San Sebastian 2025 review: Weightless (Emilie Thalund)

“It is thanks to Marie Helweg Augustsen’s deep understanding of her character’s claustrophobic reality that the film’s most powerful moments come to life.”

“And I know none of this will matter in the long run
But I know a sound is still a sound around no one…”
Fiona Apple, ‘I Want You to Love Me’

Much like other forms of writing, whether it be literary, musical, or academic, in many ways writing about movies ultimately becomes a way of writing about ourselves. Even in the pursuit of objectivity or impersonality, something of us always leaks through: why a particular theme, setting, character, or moment affects us the way it does. So, I felt compelled to write about Emilie Thalund’s Weightless and its central character Lea (Marie Helweg Augustsen), a fifteen-year-old overweight girl, in a personal way. Because, like Lea, I have always had a body that didn’t quite look as ‘fit’ as it should, as ‘beautiful’ as others, or as I myself would have wished. And yet, like my thinner and more conventionally attractive peers, my body has always been full of longing and desire. This, I believe, is the central conflict of Weightless: a body deemed undesirable is still a body full of desire.

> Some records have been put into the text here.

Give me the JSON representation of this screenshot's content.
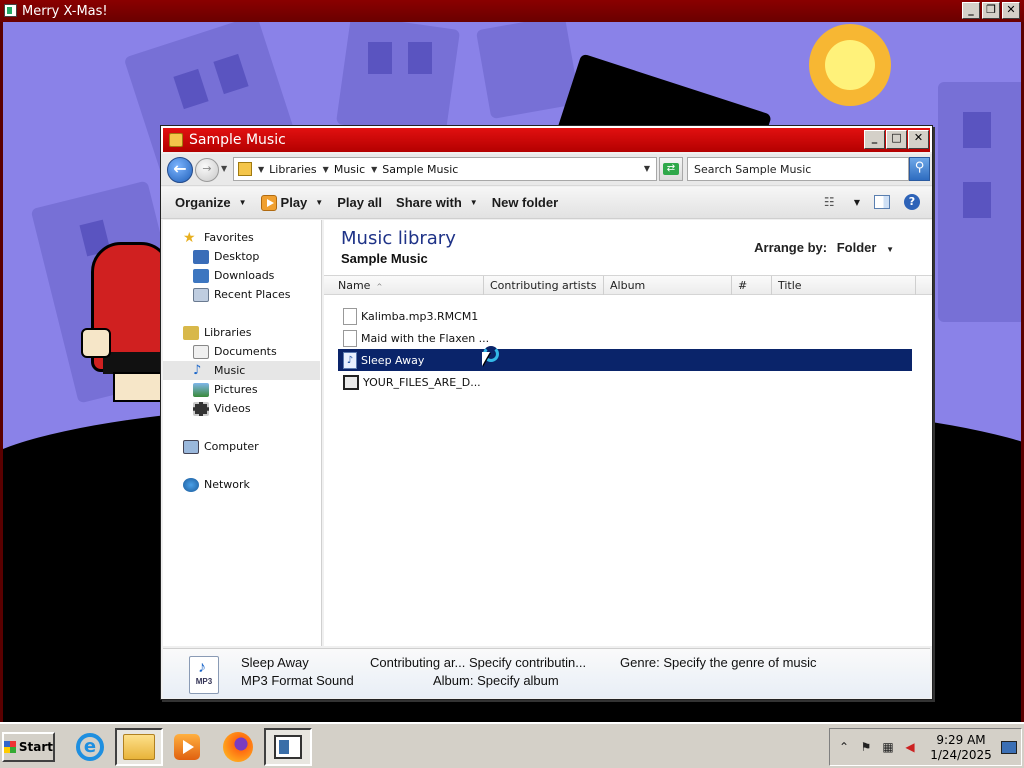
{
  "outer_window": {
    "title": "Merry X-Mas!",
    "min": "_",
    "restore": "❐",
    "close": "✕"
  },
  "explorer": {
    "title": "Sample Music",
    "min": "_",
    "max": "□",
    "close": "✕",
    "address": {
      "crumbs": [
        "Libraries",
        "Music",
        "Sample Music"
      ]
    },
    "search": {
      "placeholder": "Search Sample Music"
    },
    "toolbar": {
      "organize": "Organize",
      "play": "Play",
      "play_all": "Play all",
      "share_with": "Share with",
      "new_folder": "New folder"
    },
    "nav": {
      "favorites": "Favorites",
      "desktop": "Desktop",
      "downloads": "Downloads",
      "recent_places": "Recent Places",
      "libraries": "Libraries",
      "documents": "Documents",
      "music": "Music",
      "pictures": "Pictures",
      "videos": "Videos",
      "computer": "Computer",
      "network": "Network"
    },
    "library": {
      "title": "Music library",
      "subtitle": "Sample Music",
      "arrange_label": "Arrange by:",
      "arrange_value": "Folder"
    },
    "columns": [
      "Name",
      "Contributing artists",
      "Album",
      "#",
      "Title"
    ],
    "files": [
      {
        "name": "Kalimba.mp3.RMCM1",
        "icon": "generic-file-icon"
      },
      {
        "name": "Maid with the Flaxen ...",
        "icon": "generic-file-icon"
      },
      {
        "name": "Sleep Away",
        "icon": "music-file-icon",
        "selected": true
      },
      {
        "name": "YOUR_FILES_ARE_D...",
        "icon": "web-file-icon"
      }
    ],
    "details": {
      "name": "Sleep Away",
      "type": "MP3 Format Sound",
      "icon_label": "MP3",
      "artists": "Contributing ar... Specify contributin...",
      "album": "Album: Specify album",
      "genre": "Genre: Specify the genre of music"
    }
  },
  "taskbar": {
    "start": "Start",
    "time": "9:29 AM",
    "date": "1/24/2025"
  }
}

Thus, we follow Lea as she struggles with her weight, dropped off by her mother at a place that’s part summer camp, part health retreat. There she befriends Sasha (Ella Paaske), a thin, beautiful, and carefree girl, and spends her days caught between two impulses: trying to look like her new friends by eating less and exercising more, and trying to get the attention of Rune (Joachim Fjelstrup), the charming camp instructor who is kind to her. Lea and the other teenagers are constantly talking about sex, and her new friend and the boys are always trying to escape – from their parents, school, and familiar social circles – to pursue it. Driven by hormones, they act impulsively. Though youth is often said to be wasted on the young, these teenagers still hold a sense of wonder toward the world that adults have long lost. However, while her friends discuss and sometimes engage in sexual activity, Lea never attracts the boys’ attention. That attention goes to Sasha, who has the perfect body and excels at every activity the camp instructors assign. Lea, by contrast, is at the camp just to lose weight, and she is constantly reminded of this.

Narratively, Emilie Thalund’s Weightless is a coming-of-age and sexual awakening film that, at times, plays things too safe and struggles to set itself apart from others in the genre. Some of the film’s weaknesses stem from its reluctance to break free from genre conventions, leaving certain narrative threads underdeveloped. Take, for instance, the relationship between Lea and Rune. Ignored by boys her own age, Lea turns her attention to an older man who shows her kindness and seems to perceive her body differently. This dynamic is packed with narrative potential, yet it is largely diluted, perhaps because fully exploring it would challenge the kind of film Weightless is trying to be. The abusive nature of their relationship becomes disturbingly clear in a scene where Rune masturbates near Lea. He is not only an adult, but one of the adults in charge of the camp, making the power imbalance impossible to ignore. The film brushes past this, missing an opportunity to fully explore Lea’s search for validation, the asymmetry of desire between the youth and the adult, and the vulnerability of being seen for the first time.

It is, however, largely thanks to Marie Helweg Augustsen’s deep understanding of her character’s claustrophobic reality that the film’s most powerful moments come to life. Whenever she appears on screen, the film noticeably improves. Look at how Thalund frequently frames her character in tight close-ups, sometimes uncomfortably so, almost as if to symbolize her being too big for her surroundings, yet Augustsen’s nuanced performance conveys this suffocating atmosphere even in wider shots or when she is not the focal point.

To sum up, returning to the Fiona Apple song mentioned at the start, as Lea grows closer to Rune and drifts away from Sasha and others her age, it becomes clear that despite all her efforts to lose weight and become the person others expect, what drives her most is the desire for someone to want her body as it is now, not in the future, after the excess weight is gone. For as her friends fulfill this need in the present, without the conditions she faces, she wants the same. In other words, “while I’m in this body, I want someone to want…“; the most important part being, in my current body as the person I am right now.